The present financial crisis in higher education may be an opportunity for meaningful reform, Gov. Bill Ritter told an audience of educators and administrators Thursday.
“It is a chance to consider a desired future,” not just a opportunity to shore up the status quo, Ritter told the group, referring to declining state support for public colleges and universities. Colorado has been particularly hard hit by that trend.
“In times of limited resources we have to have the courage to adjust” how resources are allocated, the governor said, with a new emphasis on “quality and productivity.”
And, the word reform can’t just be used as a “euphemism for more resources.”
Ritter also noted that Colorado is preparing to write a new master plan for its higher education institutions. He said part of that process will examine what tradeoffs might be necessary to make the system more productive. (For more on the emerging master plan proposal, see this exclusive EdNews story.)
Ritter also used his 20-minute speech at a Denver Tech Center hotel to emotionally stress the importance of higher education.
As he has done in other education speeches, Ritter told a bit of his personal story – talking about how his parents didn’t go to college and how he worked his way through Colorado State University and the University of Colorado law school.
“It’s not just me,” he said. “Because of our public education system … we offer in this country the opportunity for people to change their status in life. … We have to make sure that continues to happen.”
He also noted, “There is a change of demographics, and we need to respond to it.”
Ritter spoke to a conference sponsored by the Lumina Foundation, which is funding a nationwide project called Making Opportunity Affordable. As part of that effort, 11 states (including Colorado) have received grants of $150,000 each to work on college access and affordability.

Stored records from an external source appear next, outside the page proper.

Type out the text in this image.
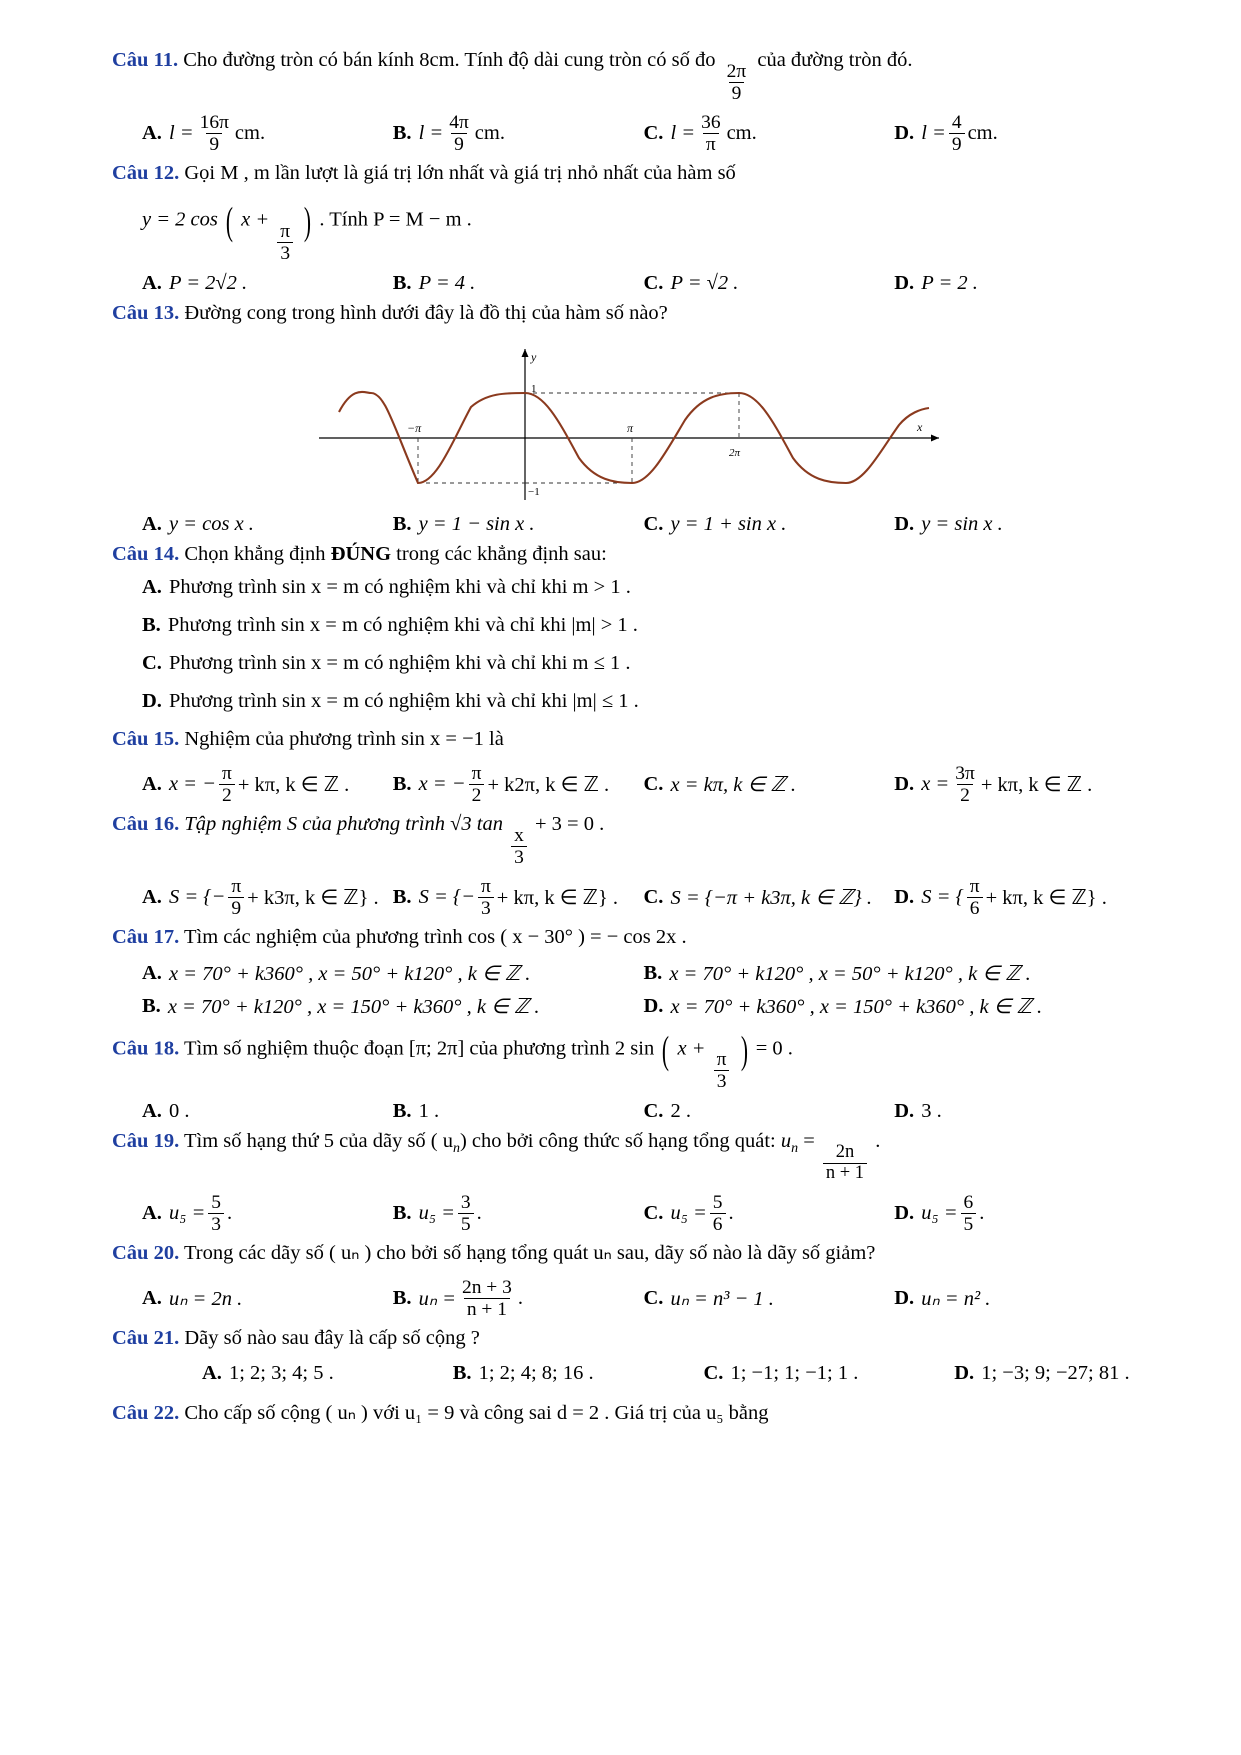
Câu 11. Cho đường tròn có bán kính 8cm. Tính độ dài cung tròn có số đo
$\frac{2\pi}{9}$
của đường tròn đó.
A. $l = \frac{16\pi}{9}$ cm.	B. $l = \frac{4\pi}{9}$ cm.	C. $l = \frac{36}{\pi}$ cm.	D. $l = \frac{4}{9}$ cm.
Câu 12. Gọi M , m lần lượt là giá trị lớn nhất và giá trị nhỏ nhất của hàm số
y = 2 cos ( x +
$\frac{\pi}{3}$ ) . Tính P = M − m .
A. P = 2√2 .	B. P = 4 .	C. P = √2 .	D. P = 2 .
Câu 13. Đường cong trong hình dưới đây là đồ thị của hàm số nào?
1
−1
−π	π
2π
x
y
A. y = cos x .	B. y = 1 − sin x .	C. y = 1 + sin x .	D. y = sin x .
Câu 14. Chọn khẳng định ĐÚNG trong các khẳng định sau:
A. Phương trình sin x = m có nghiệm khi và chỉ khi m > 1 .
B. Phương trình sin x = m có nghiệm khi và chỉ khi |m| > 1 .
C. Phương trình sin x = m có nghiệm khi và chỉ khi m ≤ 1 .
D. Phương trình sin x = m có nghiệm khi và chỉ khi |m| ≤ 1 .
Câu 15. Nghiệm của phương trình sin x = −1 là
A. x = − $\frac{\pi}{2} + k\pi$, k ∈ ℤ . B. x = − $\frac{\pi}{2} + k2\pi$, k ∈ ℤ . C. x = kπ, k ∈ ℤ .	D. $x = \frac{3\pi}{2} + k\pi$, k ∈ ℤ .
Câu 16. Tập nghiệm S của phương trình √3 tan
$\frac{x}{3}$
+ 3 = 0 .
A. S = {− $\frac{\pi}{9} + k3\pi$, k ∈ ℤ} . B. S = {− $\frac{\pi}{3} + k\pi$, k ∈ ℤ} . C. S = {−π + k3π, k ∈ ℤ} . D. S = { $\frac{\pi}{6} + k\pi$, k ∈ ℤ} .
Câu 17. Tìm các nghiệm của phương trình cos ( x − 30° ) = − cos 2x .
A. x = 70° + k360° , x = 50° + k120° , k ∈ ℤ .	B. x = 70° + k120° , x = 50° + k120° , k ∈ ℤ .
B. x = 70° + k120° , x = 150° + k360° , k ∈ ℤ .	D. x = 70° + k360° , x = 150° + k360° , k ∈ ℤ .
Câu 18. Tìm số nghiệm thuộc đoạn [π; 2π] của phương trình 2 sin ( x +
$\frac{\pi}{3}$ ) = 0 .
A. 0 .	B. 1 .	C. 2 .	D. 3 .
Câu 19. Tìm số hạng thứ 5 của dãy số ( $u_n$) cho bởi công thức số hạng tổng quát: $u_n$ =
$\frac{2n}{n + 1}$
.
A. $u_5 = \frac{5}{3}$ .	B. $u_5 = \frac{3}{5}$ .	C. $u_5 = \frac{5}{6}$ .	D. $u_5 = \frac{6}{5}$ .
Câu 20. Trong các dãy số ( uₙ ) cho bởi số hạng tổng quát uₙ sau, dãy số nào là dãy số giảm?
A. uₙ = 2n .	B. $u_n = \frac{2n + 3}{n + 1}$ .	C. uₙ = n³ − 1 .	D. uₙ = n² .
Câu 21. Dãy số nào sau đây là cấp số cộng ?
A. 1; 2; 3; 4; 5 .	B. 1; 2; 4; 8; 16 .	C. 1; −1; 1; −1; 1 .	D. 1; −3; 9; −27; 81 .
Câu 22. Cho cấp số cộng ( uₙ ) với u₁ = 9 và công sai d = 2 . Giá trị của u₅ bằng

According to the Making Opportunity Affordable website, “Colorado sees the Making Opportunity Affordable grant as an opportunity to implement ideas and advance broader policy goals. In terms of implementation, Colorado will use MOA funds to launch an innovative test program to encourage select pilot institutions to a) enroll adult-ready students to take a positive step toward completion, and b) enroll underserved populations to take steps toward closing the achievement gap in the state. Colorado also will work on the broader goal of advancing state-level funding changes in the state, to specifically include productivity measures of performance as a component of institutional allocations.”

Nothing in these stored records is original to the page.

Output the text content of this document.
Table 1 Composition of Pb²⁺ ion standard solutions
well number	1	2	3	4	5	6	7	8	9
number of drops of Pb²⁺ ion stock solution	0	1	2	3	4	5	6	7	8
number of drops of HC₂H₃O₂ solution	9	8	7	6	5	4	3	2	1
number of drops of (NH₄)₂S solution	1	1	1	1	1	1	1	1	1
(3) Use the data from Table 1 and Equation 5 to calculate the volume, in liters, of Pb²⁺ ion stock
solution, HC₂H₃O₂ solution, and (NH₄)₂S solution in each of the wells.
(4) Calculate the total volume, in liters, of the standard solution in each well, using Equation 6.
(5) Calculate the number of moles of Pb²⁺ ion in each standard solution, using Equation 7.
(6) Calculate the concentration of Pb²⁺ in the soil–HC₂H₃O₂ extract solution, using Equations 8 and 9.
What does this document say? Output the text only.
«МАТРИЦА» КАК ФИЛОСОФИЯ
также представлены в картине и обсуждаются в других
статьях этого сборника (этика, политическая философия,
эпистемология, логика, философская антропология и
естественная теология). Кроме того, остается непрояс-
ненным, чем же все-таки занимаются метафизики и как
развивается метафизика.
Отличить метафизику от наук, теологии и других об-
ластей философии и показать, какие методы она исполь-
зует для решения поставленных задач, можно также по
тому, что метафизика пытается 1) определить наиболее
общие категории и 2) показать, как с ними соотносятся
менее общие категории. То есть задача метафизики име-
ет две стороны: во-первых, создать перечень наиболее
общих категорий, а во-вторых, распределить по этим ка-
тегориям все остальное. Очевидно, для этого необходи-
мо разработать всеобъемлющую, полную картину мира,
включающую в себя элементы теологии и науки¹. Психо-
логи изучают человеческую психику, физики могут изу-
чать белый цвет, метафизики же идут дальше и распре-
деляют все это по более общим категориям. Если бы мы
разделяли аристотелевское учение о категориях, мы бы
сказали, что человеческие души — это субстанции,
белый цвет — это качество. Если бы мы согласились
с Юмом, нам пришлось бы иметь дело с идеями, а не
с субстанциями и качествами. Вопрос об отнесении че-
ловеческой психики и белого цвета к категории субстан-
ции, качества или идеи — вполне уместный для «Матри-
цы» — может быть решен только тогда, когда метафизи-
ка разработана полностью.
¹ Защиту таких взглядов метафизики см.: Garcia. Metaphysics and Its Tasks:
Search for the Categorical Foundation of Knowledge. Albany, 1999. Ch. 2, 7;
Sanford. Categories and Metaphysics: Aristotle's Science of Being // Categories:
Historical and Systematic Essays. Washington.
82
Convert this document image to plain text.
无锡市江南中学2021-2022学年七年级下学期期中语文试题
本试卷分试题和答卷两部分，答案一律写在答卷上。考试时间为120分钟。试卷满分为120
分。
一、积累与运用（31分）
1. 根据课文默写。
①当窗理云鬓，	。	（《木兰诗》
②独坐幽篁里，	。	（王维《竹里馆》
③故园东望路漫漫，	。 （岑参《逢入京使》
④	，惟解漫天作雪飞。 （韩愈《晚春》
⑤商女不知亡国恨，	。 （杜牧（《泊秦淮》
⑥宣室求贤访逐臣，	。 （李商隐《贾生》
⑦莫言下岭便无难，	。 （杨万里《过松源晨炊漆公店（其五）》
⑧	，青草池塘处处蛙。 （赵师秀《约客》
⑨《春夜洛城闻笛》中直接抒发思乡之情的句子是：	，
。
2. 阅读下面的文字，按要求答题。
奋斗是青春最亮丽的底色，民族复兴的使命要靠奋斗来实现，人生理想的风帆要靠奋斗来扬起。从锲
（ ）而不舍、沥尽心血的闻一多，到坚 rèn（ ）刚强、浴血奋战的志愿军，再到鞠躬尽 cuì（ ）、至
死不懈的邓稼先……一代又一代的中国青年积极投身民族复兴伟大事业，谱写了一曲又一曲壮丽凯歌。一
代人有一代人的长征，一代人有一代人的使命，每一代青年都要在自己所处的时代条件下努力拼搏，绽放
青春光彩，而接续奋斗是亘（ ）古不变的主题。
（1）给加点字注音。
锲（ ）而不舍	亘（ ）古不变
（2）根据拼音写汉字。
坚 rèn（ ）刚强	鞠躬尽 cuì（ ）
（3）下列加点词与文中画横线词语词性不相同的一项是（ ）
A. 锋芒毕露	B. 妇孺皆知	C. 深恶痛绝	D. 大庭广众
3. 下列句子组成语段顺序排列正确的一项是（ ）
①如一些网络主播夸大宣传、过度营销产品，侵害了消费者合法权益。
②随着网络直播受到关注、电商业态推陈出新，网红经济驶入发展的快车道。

The phrase “specifically include productivity measures of performance as a component of institutional allocations” is higher ed-speak for “pay for performance,” a concept that will spark nervous and lively debate as the Colorado master plan process takes shape.

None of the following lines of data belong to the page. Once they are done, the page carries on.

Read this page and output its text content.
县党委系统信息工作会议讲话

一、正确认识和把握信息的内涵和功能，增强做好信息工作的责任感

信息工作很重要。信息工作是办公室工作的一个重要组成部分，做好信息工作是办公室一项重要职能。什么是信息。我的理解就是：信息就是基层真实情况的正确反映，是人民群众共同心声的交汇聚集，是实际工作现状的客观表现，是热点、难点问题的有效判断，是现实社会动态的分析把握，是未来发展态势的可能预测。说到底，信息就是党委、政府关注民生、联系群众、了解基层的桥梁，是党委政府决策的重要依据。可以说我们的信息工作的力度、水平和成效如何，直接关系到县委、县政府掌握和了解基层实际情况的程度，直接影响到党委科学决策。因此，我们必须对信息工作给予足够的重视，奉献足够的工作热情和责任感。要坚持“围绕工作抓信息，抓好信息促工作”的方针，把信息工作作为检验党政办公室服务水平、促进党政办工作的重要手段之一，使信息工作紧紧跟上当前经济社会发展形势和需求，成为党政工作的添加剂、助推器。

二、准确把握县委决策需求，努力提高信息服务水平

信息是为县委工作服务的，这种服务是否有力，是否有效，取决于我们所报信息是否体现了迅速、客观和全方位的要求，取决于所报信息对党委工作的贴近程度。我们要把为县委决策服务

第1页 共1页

Colorado colleges currently are funded based on enrollment and a variety of other factors (plus ever-rising tuition), but none of those factors are particularly based on student performance, such as graduation rates and program completion.
The state does have a system of performance contracts for its public colleges, but it hasn’t been considered particularly effective. All but one of those were set to expire this year, but the Colorado Commission on Higher Education last week voted to extend all contracts until after the master plan is finished.